Even though it is early May, people are starting to worry about the two main summer orchard pests in apples- codling moth and apple maggot. The past couple of summers have been warmer than average, and in warm summers, these two pests can destroy most peoples’ apple crops. What can you do to keep your apples from being ruined?
If you only have a couple of trees, the easiest control is to thin your young fruit now, and at the same time, apply ‘maggot barriers’ to the remaining fruit. These barriers are 90% effective in controlling codling moth, and 95% effective for apple maggot.
Though effective, this method of control is very time consuming if you have more than 2 or 3 trees. And it must be done early, before the codling moths start laying (and they are starting!) If your fruit has been damaged in the past couple of years, you may need to start spraying to control the pests. You can control both pests with organic sprays, but timing those sprays is critical.
Timing Pest Sprays
A little primer on heat units or Degree Days (DD): Most pests have certain temperature ranges when they are active. For codling moth, heat units accumulate when temperatures are between 50° and 88° Fahrenheit. For apple maggot, the models use 44° and 113° Fahrenheit. We look at accumulated degree days in the models to time the sprays.
Late May is usually the period we carefully watch heat units/DD to accurately time sprays for codling moth. Our warm spring has us ahead in heat units from the past years. Using the codling moth model, our degree day accumulation is 11 days ahead of 2015, 14 days ahead of 2014, and 37 days ahead of the 30 year average. Right now, it looks like we’ll reach the degree days to warrant a spray (525 DD) around the first week of June.

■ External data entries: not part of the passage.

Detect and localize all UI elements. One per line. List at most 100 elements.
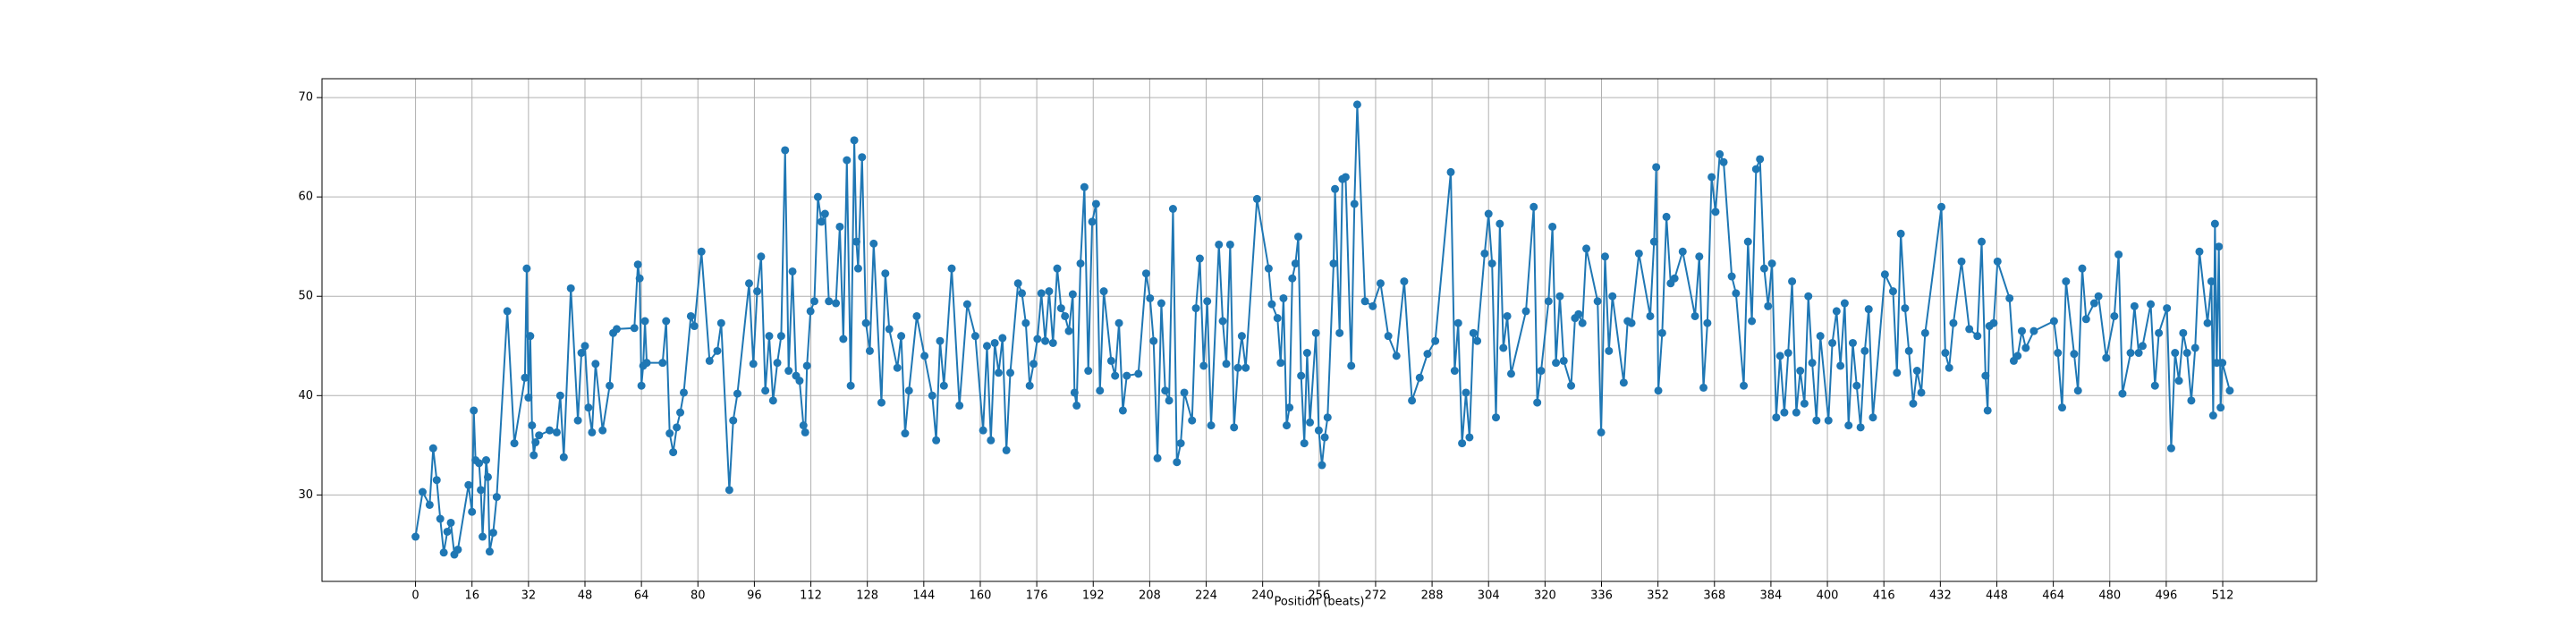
x-tick-label: 208 xyxy=(1139,589,1161,603)
data-point xyxy=(1329,259,1338,268)
data-point xyxy=(1756,155,1765,164)
data-point xyxy=(2062,277,2071,286)
data-point xyxy=(1018,289,1027,298)
data-point xyxy=(1499,343,1508,352)
data-point xyxy=(2195,247,2204,256)
data-point xyxy=(1134,369,1143,378)
data-point xyxy=(1048,338,1057,347)
data-point xyxy=(1864,305,1873,314)
data-point xyxy=(1792,408,1801,417)
data-point xyxy=(2118,389,2127,398)
data-point xyxy=(535,431,544,440)
x-tick-label: 384 xyxy=(1760,589,1783,603)
data-point xyxy=(1191,304,1200,313)
data-point xyxy=(1904,346,1913,355)
data-point xyxy=(1597,428,1606,436)
data-point xyxy=(1788,277,1797,286)
data-point xyxy=(1241,363,1250,372)
data-point xyxy=(920,352,929,360)
data-point xyxy=(1041,336,1050,345)
data-point xyxy=(1544,297,1553,306)
data-point xyxy=(1225,240,1234,249)
x-tick-label: 192 xyxy=(1082,589,1105,603)
data-point xyxy=(1983,406,1992,415)
data-point xyxy=(1533,398,1542,407)
data-point xyxy=(1503,311,1512,320)
data-point xyxy=(1678,247,1687,256)
data-point xyxy=(1450,367,1459,376)
data-point xyxy=(411,532,420,541)
data-point xyxy=(676,408,685,417)
data-point xyxy=(566,284,575,292)
data-point xyxy=(1634,249,1643,258)
data-point xyxy=(528,421,537,430)
x-tick-label: 320 xyxy=(1534,589,1556,603)
data-point xyxy=(832,299,841,308)
data-point xyxy=(784,367,793,376)
data-point xyxy=(2174,377,2183,386)
data-point xyxy=(1670,274,1679,283)
x-tick-label: 368 xyxy=(1703,589,1725,603)
data-point xyxy=(757,252,766,261)
data-point xyxy=(1764,301,1773,310)
data-point xyxy=(1993,257,2002,266)
data-point xyxy=(1652,163,1661,172)
data-point xyxy=(1360,297,1369,306)
data-point xyxy=(1740,381,1749,390)
data-point xyxy=(795,377,804,386)
data-point xyxy=(1593,297,1602,306)
data-point xyxy=(1199,361,1208,370)
data-point xyxy=(1695,252,1704,261)
data-point xyxy=(788,267,797,275)
data-point xyxy=(552,428,561,436)
x-tick-label: 0 xyxy=(411,589,419,603)
data-point xyxy=(2054,349,2063,358)
data-point xyxy=(1408,396,1417,405)
data-point xyxy=(990,338,999,347)
data-point xyxy=(806,307,815,316)
x-tick-label: 416 xyxy=(1873,589,1895,603)
data-point xyxy=(1732,289,1741,298)
data-point xyxy=(1053,264,1062,273)
data-point xyxy=(865,346,874,355)
data-point xyxy=(521,373,530,382)
data-point xyxy=(1808,359,1817,368)
data-point xyxy=(1981,371,1990,380)
data-point xyxy=(1288,274,1297,283)
data-point xyxy=(1772,413,1781,422)
data-point xyxy=(1453,318,1462,327)
data-point xyxy=(768,396,777,405)
data-point xyxy=(799,421,808,430)
data-point xyxy=(749,360,758,369)
data-point xyxy=(1061,311,1070,320)
data-point xyxy=(1844,421,1853,430)
data-point xyxy=(2208,411,2217,420)
data-point xyxy=(1106,356,1115,365)
data-point xyxy=(530,451,538,460)
data-point xyxy=(635,274,644,283)
data-point xyxy=(1484,209,1493,218)
y-tick-label: 70 xyxy=(298,91,313,105)
x-tick-label: 16 xyxy=(464,589,479,603)
data-point xyxy=(1318,461,1326,470)
data-point xyxy=(588,428,597,436)
data-point xyxy=(1037,289,1046,298)
data-point xyxy=(2207,277,2216,286)
x-axis-label: Position (beats) xyxy=(1275,596,1365,609)
data-point xyxy=(1848,338,1857,347)
data-point xyxy=(839,335,848,343)
data-point xyxy=(853,264,862,273)
data-point xyxy=(1548,222,1557,231)
x-tick-label: 160 xyxy=(970,589,992,603)
data-point xyxy=(669,448,678,457)
data-point xyxy=(776,332,785,341)
data-point xyxy=(481,455,490,464)
data-point xyxy=(1195,254,1204,263)
data-point xyxy=(998,334,1007,343)
data-point xyxy=(1180,388,1189,397)
data-point xyxy=(559,453,568,462)
data-point xyxy=(1487,259,1496,268)
data-point xyxy=(679,388,688,397)
data-point xyxy=(1300,439,1309,448)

Using WSU’s No Biofix degree day model for Codling moth, the first expected egg laying should happen around 225 DD, which we hit in late April. The first recommended spray will go on at about 525 DD, which the models are predicting should be the first week of June. If May is very cool, we may not reach 525 DD until mid to late June. The most effective organic sprays for codling moth are Spinosad, and CM Granulosis Virus (CMGV). Spinosad is available to the homeowner in small quantities as Monterey Garden Spray and Green Light Bioinsecticide. For the larger grower, it can be purchased as Entrust. Adding 1% summer oil to the tank makes it even more effective by smothering eggs that have not hatched. Spinosad is toxic to bees when wet. Apply early in the morning or late in the evening when bees are not foraging! CM Granulosis Virus (CMGV) is only really available to the larger grower (large quantity, short shelf life) as Virosoft®, Caprovirusine® and Cyd-X®. Peaceful Valley Farm Supply sells small quantities online, but it is not registered for sale in Washington State in that packaging. CMGV must be applied at 525 DD, and again in 7-10 days. Unused product should be refrigerated. CMGV is not toxic to bees. It may have a delayed action, though, so if applied too late, the larvae may tunnel into the fruit before dying.
Spinosad is also somewhat effective on Apple Maggot. It would need to be sprayed every 10-14 days to provide good control. Right now, degree day models are showing first fly emergence in mid to late July. Putting up yellow sticky traps or red sphere traps coated with a sticky trap substance (Tanglefoot®) will trap adult flies as they emerge. If you have just a few trees, you may be able to trap most of the adult flies before they lay their eggs. If apple maggot has been a real problem in the past few years, you may need to spray when you find adult flies on your traps. The traps can also help you time sprays.
Another option is Surround, which is a kaolin clay product that coats the tree and developing fruit in a fine white dust that confuses the moths and sawflies (apple maggot flies) when they try to find fruit to lay eggs on. It must be reapplied after rain to keep the fruit coated and “hidden” from the insects trying to lay eggs. A negative aspect of Surround is that it usually is detrimental to beneficial mites, who spend more time cleaning the clay off their bodies than hunting pest mites.